Целая ночь свободы! Телефон затих. Он вообще редко звонит с того воскресного вечера. Город не осмеливается нарушить мой покой. Маклинцы пекутся о моем здоровье. Они знают, как тяжко мне пришлось. Да и врач ли я еще? Имеет ли право поселившийся во мне новый человек на это звание? Город перестал доверять мне. Он не признает во мне больше доктора Алена Дюбуа. Я тоже. И тут мы почти единодушны. Мне не слишком нравится мое новое «я», но избавиться от него я не в состоянии. Придется мне его терпеть. Этот человек зарабатывает мало, а тратит чрезвычайно много, и ему это безразлично. Артюр Прево предоставил ему очень выгодные условия. Так что он как-нибудь выкрутится. Но разве имеет все это значение сейчас, в предвкушении безмятежной ночи, которую в любую минуту могут нарушить неожиданные события? У меня нет абсолютно никаких дел — просто не верится, чтобы мне не нашлось применения. Неужели для меня не сыщется хотя бы крохотная роль в каком-нибудь эпизоде?
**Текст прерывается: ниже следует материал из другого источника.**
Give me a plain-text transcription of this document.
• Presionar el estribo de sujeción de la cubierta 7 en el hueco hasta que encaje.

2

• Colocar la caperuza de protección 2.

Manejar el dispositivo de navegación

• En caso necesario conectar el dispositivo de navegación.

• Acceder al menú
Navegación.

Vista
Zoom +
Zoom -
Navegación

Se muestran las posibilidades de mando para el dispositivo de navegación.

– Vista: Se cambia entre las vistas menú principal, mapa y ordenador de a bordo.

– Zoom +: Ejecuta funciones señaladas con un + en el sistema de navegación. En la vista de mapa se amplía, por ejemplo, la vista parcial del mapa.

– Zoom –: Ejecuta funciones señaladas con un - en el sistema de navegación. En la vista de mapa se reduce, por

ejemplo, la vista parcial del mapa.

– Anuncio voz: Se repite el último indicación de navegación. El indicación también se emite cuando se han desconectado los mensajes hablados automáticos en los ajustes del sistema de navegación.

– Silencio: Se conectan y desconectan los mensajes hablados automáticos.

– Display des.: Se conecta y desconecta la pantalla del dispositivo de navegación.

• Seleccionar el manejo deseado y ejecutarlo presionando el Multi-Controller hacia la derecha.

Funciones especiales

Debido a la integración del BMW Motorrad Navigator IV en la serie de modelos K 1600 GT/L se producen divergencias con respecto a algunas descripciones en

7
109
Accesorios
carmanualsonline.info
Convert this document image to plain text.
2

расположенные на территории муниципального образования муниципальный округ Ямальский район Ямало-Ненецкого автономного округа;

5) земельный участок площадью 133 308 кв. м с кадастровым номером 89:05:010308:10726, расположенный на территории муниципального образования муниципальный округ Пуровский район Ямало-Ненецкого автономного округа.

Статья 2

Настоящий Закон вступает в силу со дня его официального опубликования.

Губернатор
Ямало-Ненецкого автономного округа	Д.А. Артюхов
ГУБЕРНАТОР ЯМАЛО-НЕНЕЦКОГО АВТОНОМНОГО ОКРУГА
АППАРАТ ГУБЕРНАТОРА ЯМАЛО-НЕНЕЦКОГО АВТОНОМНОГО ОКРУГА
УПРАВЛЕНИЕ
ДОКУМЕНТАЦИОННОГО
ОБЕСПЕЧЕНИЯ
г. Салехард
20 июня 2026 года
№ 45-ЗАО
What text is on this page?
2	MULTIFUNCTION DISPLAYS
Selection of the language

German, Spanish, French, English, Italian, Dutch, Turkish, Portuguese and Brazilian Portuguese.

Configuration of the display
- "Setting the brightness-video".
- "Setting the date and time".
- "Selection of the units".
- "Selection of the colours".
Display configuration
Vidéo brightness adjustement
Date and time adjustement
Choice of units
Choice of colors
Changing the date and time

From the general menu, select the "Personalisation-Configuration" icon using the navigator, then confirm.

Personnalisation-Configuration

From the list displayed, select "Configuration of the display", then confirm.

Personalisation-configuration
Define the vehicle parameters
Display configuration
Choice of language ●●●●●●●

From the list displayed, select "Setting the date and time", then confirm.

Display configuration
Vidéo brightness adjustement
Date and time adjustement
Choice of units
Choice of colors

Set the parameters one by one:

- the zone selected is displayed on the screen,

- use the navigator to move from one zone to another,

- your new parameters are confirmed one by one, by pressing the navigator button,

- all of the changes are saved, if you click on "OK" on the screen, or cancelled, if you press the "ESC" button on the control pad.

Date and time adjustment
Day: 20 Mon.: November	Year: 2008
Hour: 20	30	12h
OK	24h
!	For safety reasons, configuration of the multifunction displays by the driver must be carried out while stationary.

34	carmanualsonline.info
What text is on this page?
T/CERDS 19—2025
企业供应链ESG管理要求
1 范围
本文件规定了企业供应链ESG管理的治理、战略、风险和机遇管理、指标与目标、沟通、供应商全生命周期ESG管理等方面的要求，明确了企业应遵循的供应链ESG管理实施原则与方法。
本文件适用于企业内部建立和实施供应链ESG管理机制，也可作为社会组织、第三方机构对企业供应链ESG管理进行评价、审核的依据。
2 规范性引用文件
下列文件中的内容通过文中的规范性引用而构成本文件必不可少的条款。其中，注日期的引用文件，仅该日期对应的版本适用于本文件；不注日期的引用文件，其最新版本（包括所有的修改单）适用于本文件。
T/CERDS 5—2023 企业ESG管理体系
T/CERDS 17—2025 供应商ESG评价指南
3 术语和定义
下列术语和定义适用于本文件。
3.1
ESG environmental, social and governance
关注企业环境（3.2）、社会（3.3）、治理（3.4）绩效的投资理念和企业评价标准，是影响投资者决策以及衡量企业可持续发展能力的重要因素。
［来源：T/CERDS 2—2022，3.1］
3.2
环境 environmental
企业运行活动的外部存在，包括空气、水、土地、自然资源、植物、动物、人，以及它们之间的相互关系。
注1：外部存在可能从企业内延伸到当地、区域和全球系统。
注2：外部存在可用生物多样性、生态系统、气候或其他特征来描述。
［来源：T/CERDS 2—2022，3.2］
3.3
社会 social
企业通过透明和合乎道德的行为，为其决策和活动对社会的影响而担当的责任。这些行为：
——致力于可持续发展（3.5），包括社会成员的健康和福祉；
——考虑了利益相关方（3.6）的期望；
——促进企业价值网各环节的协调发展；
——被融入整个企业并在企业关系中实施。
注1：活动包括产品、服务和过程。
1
Тереза зовет меня в столовую. Стол накрыт, и она ждет от меня восторгов. Сервировка не отличается ни изысканностью, ни богатством, но Тереза изощрялась как могла, чтобы создать подобие роскоши. Блюда из накладного серебра; такие же ножи и вилки; новые, еще ни разу не использованные тарелки в цветочек; две красные свечи; еловые ветки в вазе и прозрачные бокалы под хрусталь, которые, видимо, должны создавать иллюзию блеска. Тереза считает, что хорошо — это значит много. Я неуверенно выражаю восхищение. Она не дурочка и в ответ столь же неуверенно благодарит меня улыбкой.
Перед тем как проститься, я длю ей немного денег в конверте. У меня не хватает воображения на более оригинальный подарок. Она целует меня в щеку, как благовоспитанная девочка. Счастье не делает ее эгоисткой.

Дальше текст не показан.